Data Sources and Analysis

Relvy’s power comes from its ability to understand and correlate multiple types of observability data. The platform can analyze logs, metrics, traces, and events from your entire observability stack, providing a unified view of your production environment.

Logs

Structured and unstructured log analysis, pattern recognition, and log correlation across services and time periods.

Metrics

Time-series data analysis, anomaly detection, and cross-service correlation to identify impact patterns.

Traces & Spans

Distributed tracing analysis, span correlation, and service dependency mapping across microservices.

Events

Infrastructure, application, and deployment event correlation for incident investigation and timeline reconstruction.

Cross-Correlation

Relvy’s true strength lies in its ability to correlate different types of data—events, traces, logs, and metrics—across your stack. This enables Relvy to surface root causes and patterns that would be impossible to find by looking at a single data source in isolation.

Integrations

Relvy integrates seamlessly with your existing observability and collaboration tools, so you can get started quickly without changing your stack.

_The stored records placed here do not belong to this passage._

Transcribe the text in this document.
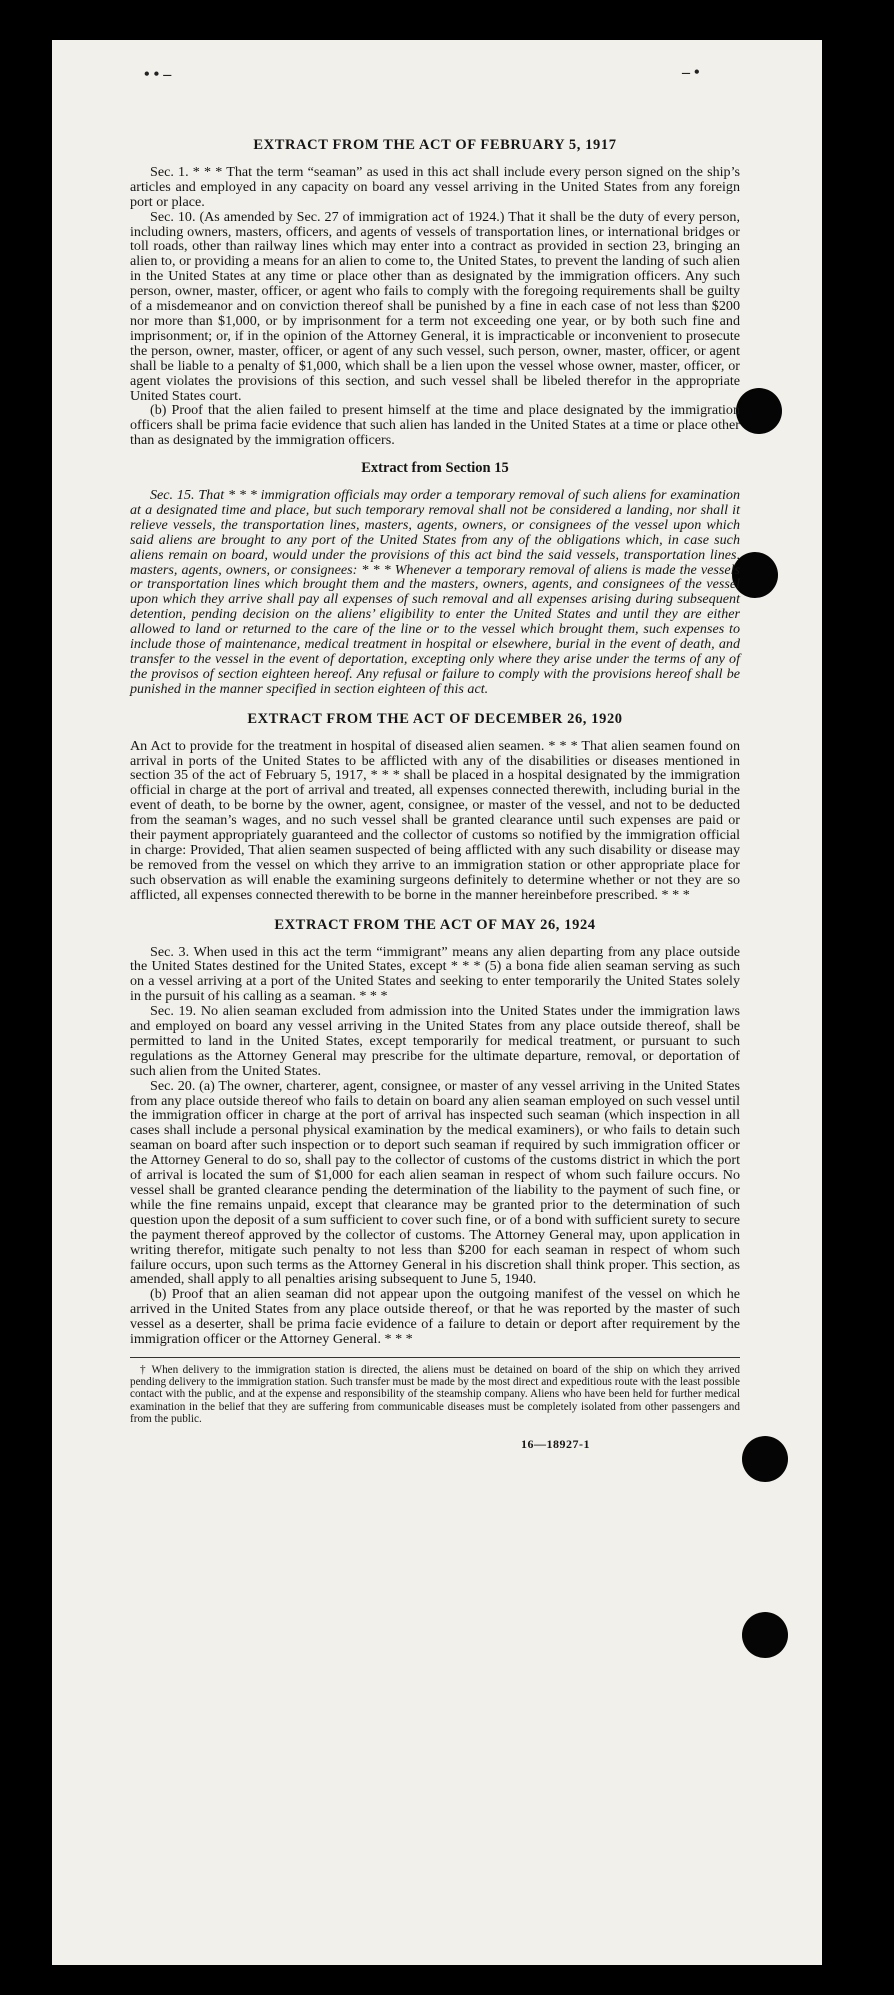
• • –	– •
EXTRACT FROM THE ACT OF FEBRUARY 5, 1917

Sec. 1. * * * That the term “seaman” as used in this act shall include every person signed on the ship’s articles and employed in any capacity on board any vessel arriving in the United States from any foreign port or place.

Sec. 10. (As amended by Sec. 27 of immigration act of 1924.) That it shall be the duty of every person, including owners, masters, officers, and agents of vessels of transportation lines, or international bridges or toll roads, other than railway lines which may enter into a contract as provided in section 23, bringing an alien to, or providing a means for an alien to come to, the United States, to prevent the landing of such alien in the United States at any time or place other than as designated by the immigration officers. Any such person, owner, master, officer, or agent who fails to comply with the foregoing requirements shall be guilty of a misdemeanor and on conviction thereof shall be punished by a fine in each case of not less than $200 nor more than $1,000, or by imprisonment for a term not exceeding one year, or by both such fine and imprisonment; or, if in the opinion of the Attorney General, it is impracticable or inconvenient to prosecute the person, owner, master, officer, or agent of any such vessel, such person, owner, master, officer, or agent shall be liable to a penalty of $1,000, which shall be a lien upon the vessel whose owner, master, officer, or agent violates the provisions of this section, and such vessel shall be libeled therefor in the appropriate United States court.

(b) Proof that the alien failed to present himself at the time and place designated by the immigration officers shall be prima facie evidence that such alien has landed in the United States at a time or place other than as designated by the immigration officers.

Extract from Section 15

Sec. 15. That * * * immigration officials may order a temporary removal of such aliens for examination at a designated time and place, but such temporary removal shall not be considered a landing, nor shall it relieve vessels, the transportation lines, masters, agents, owners, or consignees of the vessel upon which said aliens are brought to any port of the United States from any of the obligations which, in case such aliens remain on board, would under the provisions of this act bind the said vessels, transportation lines, masters, agents, owners, or consignees: * * * Whenever a temporary removal of aliens is made the vessels or transportation lines which brought them and the masters, owners, agents, and consignees of the vessel upon which they arrive shall pay all expenses of such removal and all expenses arising during subsequent detention, pending decision on the aliens’ eligibility to enter the United States and until they are either allowed to land or returned to the care of the line or to the vessel which brought them, such expenses to include those of maintenance, medical treatment in hospital or elsewhere, burial in the event of death, and transfer to the vessel in the event of deportation, excepting only where they arise under the terms of any of the provisos of section eighteen hereof. Any refusal or failure to comply with the provisions hereof shall be punished in the manner specified in section eighteen of this act.

EXTRACT FROM THE ACT OF DECEMBER 26, 1920

An Act to provide for the treatment in hospital of diseased alien seamen. * * * That alien seamen found on arrival in ports of the United States to be afflicted with any of the disabilities or diseases mentioned in section 35 of the act of February 5, 1917, * * * shall be placed in a hospital designated by the immigration official in charge at the port of arrival and treated, all expenses connected therewith, including burial in the event of death, to be borne by the owner, agent, consignee, or master of the vessel, and not to be deducted from the seaman’s wages, and no such vessel shall be granted clearance until such expenses are paid or their payment appropriately guaranteed and the collector of customs so notified by the immigration official in charge: Provided, That alien seamen suspected of being afflicted with any such disability or disease may be removed from the vessel on which they arrive to an immigration station or other appropriate place for such observation as will enable the examining surgeons definitely to determine whether or not they are so afflicted, all expenses connected therewith to be borne in the manner hereinbefore prescribed. * * *

EXTRACT FROM THE ACT OF MAY 26, 1924

Sec. 3. When used in this act the term “immigrant” means any alien departing from any place outside the United States destined for the United States, except * * * (5) a bona fide alien seaman serving as such on a vessel arriving at a port of the United States and seeking to enter temporarily the United States solely in the pursuit of his calling as a seaman. * * *

Sec. 19. No alien seaman excluded from admission into the United States under the immigration laws and employed on board any vessel arriving in the United States from any place outside thereof, shall be permitted to land in the United States, except temporarily for medical treatment, or pursuant to such regulations as the Attorney General may prescribe for the ultimate departure, removal, or deportation of such alien from the United States.

Sec. 20. (a) The owner, charterer, agent, consignee, or master of any vessel arriving in the United States from any place outside thereof who fails to detain on board any alien seaman employed on such vessel until the immigration officer in charge at the port of arrival has inspected such seaman (which inspection in all cases shall include a personal physical examination by the medical examiners), or who fails to detain such seaman on board after such inspection or to deport such seaman if required by such immigration officer or the Attorney General to do so, shall pay to the collector of customs of the customs district in which the port of arrival is located the sum of $1,000 for each alien seaman in respect of whom such failure occurs. No vessel shall be granted clearance pending the determination of the liability to the payment of such fine, or while the fine remains unpaid, except that clearance may be granted prior to the determination of such question upon the deposit of a sum sufficient to cover such fine, or of a bond with sufficient surety to secure the payment thereof approved by the collector of customs. The Attorney General may, upon application in writing therefor, mitigate such penalty to not less than $200 for each seaman in respect of whom such failure occurs, upon such terms as the Attorney General in his discretion shall think proper. This section, as amended, shall apply to all penalties arising subsequent to June 5, 1940.

(b) Proof that an alien seaman did not appear upon the outgoing manifest of the vessel on which he arrived in the United States from any place outside thereof, or that he was reported by the master of such vessel as a deserter, shall be prima facie evidence of a failure to detain or deport after requirement by the immigration officer or the Attorney General. * * *

† When delivery to the immigration station is directed, the aliens must be detained on board of the ship on which they arrived pending delivery to the immigration station. Such transfer must be made by the most direct and expeditious route with the least possible contact with the public, and at the expense and responsibility of the steamship company. Aliens who have been held for further medical examination in the belief that they are suffering from communicable diseases must be completely isolated from other passengers and from the public.

16—18927-1
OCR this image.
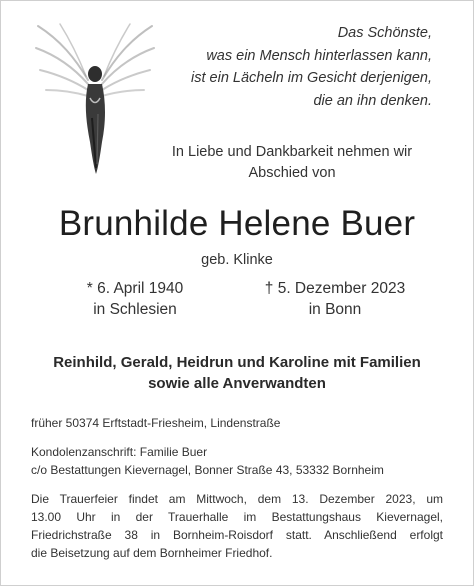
Das Schönste,
was ein Mensch hinterlassen kann,
ist ein Lächeln im Gesicht derjenigen,
die an ihn denken.
In Liebe und Dankbarkeit nehmen wir
Abschied von
Brunhilde Helene Buer
geb. Klinke
* 6. April 1940
in Schlesien
† 5. Dezember 2023
in Bonn
Reinhild, Gerald, Heidrun und Karoline mit Familien
sowie alle Anverwandten
früher 50374 Erftstadt-Friesheim, Lindenstraße
Kondolenzanschrift: Familie Buer
c/o Bestattungen Kievernagel, Bonner Straße 43, 53332 Bornheim
Die Trauerfeier findet am Mittwoch, dem 13. Dezember 2023, um
13.00 Uhr in der Trauerhalle im Bestattungshaus Kievernagel,
Friedrichstraße 38 in Bornheim-Roisdorf statt. Anschließend erfolgt
die Beisetzung auf dem Bornheimer Friedhof.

Supported integrations include:

Datadog

Logs, metrics, and traces from Datadog’s observability platform.

Elasticsearch

Centralized log management and search with Elasticsearch.

AWS

Cloud infrastructure metrics, logs, and events from AWS services.

New Relic

Application performance monitoring and traces from New Relic.

Grafana

Visualization and dashboards from Grafana.

ObserveInc

Unified observability data from ObserveInc.

Prometheus

Time-series metrics and alerting from Prometheus.

Slack

Incident notifications and collaboration via Slack channels.